There are many kinds of 'asanas' elaborated in the Yoga-sutra, many of which find their echo in the annals of Indian art. Take for example the 'Tadasana,' the first posture mentioned in Iyenger's famous book Light on Yoga.' Tada means mountain, and broadly suggests an upright, straight, and unmoved posture. Tadasana therefore implies a pose where one stands firm and erect as a mountain. Tadasana is often described as a standing meditation posture. In Indian art, this stately posture is first witnessed in the form of Jinas, the founder of the Jain faith. Across the centuries the sculpted figure, whether male or female, stands often upright, steadfast and motionless, as though rooted to the earth.

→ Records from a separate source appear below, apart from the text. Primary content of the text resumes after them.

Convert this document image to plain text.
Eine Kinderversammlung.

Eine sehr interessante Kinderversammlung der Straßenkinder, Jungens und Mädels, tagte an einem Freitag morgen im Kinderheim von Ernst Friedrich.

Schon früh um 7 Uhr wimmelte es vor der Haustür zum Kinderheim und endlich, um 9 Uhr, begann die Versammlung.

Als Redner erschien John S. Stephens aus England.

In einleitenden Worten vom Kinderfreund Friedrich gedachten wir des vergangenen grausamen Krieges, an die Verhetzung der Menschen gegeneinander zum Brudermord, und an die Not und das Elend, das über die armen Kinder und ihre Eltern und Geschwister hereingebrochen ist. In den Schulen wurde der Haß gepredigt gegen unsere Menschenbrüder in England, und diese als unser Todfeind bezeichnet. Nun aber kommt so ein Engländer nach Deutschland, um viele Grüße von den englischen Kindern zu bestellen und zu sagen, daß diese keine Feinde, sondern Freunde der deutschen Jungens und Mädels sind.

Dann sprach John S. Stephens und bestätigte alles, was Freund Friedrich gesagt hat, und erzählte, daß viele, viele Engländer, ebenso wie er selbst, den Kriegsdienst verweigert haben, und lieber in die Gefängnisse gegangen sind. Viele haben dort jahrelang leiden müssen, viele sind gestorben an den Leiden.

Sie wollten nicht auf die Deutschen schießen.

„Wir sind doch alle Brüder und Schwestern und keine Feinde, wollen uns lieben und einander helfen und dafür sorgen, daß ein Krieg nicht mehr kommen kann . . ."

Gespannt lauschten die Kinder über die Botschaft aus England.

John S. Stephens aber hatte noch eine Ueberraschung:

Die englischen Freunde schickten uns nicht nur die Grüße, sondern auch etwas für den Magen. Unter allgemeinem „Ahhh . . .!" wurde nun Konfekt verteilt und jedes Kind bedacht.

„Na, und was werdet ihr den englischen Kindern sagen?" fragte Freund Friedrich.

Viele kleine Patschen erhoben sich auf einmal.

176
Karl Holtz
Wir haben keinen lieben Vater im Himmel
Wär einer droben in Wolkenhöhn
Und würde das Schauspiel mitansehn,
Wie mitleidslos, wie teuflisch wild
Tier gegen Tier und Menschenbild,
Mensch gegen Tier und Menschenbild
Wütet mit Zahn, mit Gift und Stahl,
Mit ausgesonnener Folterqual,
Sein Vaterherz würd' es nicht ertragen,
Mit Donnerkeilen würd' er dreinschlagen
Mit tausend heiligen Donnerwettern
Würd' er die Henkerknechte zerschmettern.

Yoga Master BKS Iyenger Displaying the Tadasana





In the actual performance too of this asana, across modern yoga studios around the world, the practitioner stands firm with weight evenly distributed. Kneecaps are pulled up, hips move inwards and the stomach is held up but neither tightened nor sucked in. The chest is forward and the outer shoulders extend horizontally. Chest and shoulders are further expanded due to the rhythm of yogic breathing or pranayama (discussed next). The spine is extended, the neck is held straight and the eyes gaze straight ahead. Arms are held down along the sides of the body; they do not hang limp but are charged, with fingers energized, straight and pointing downwards.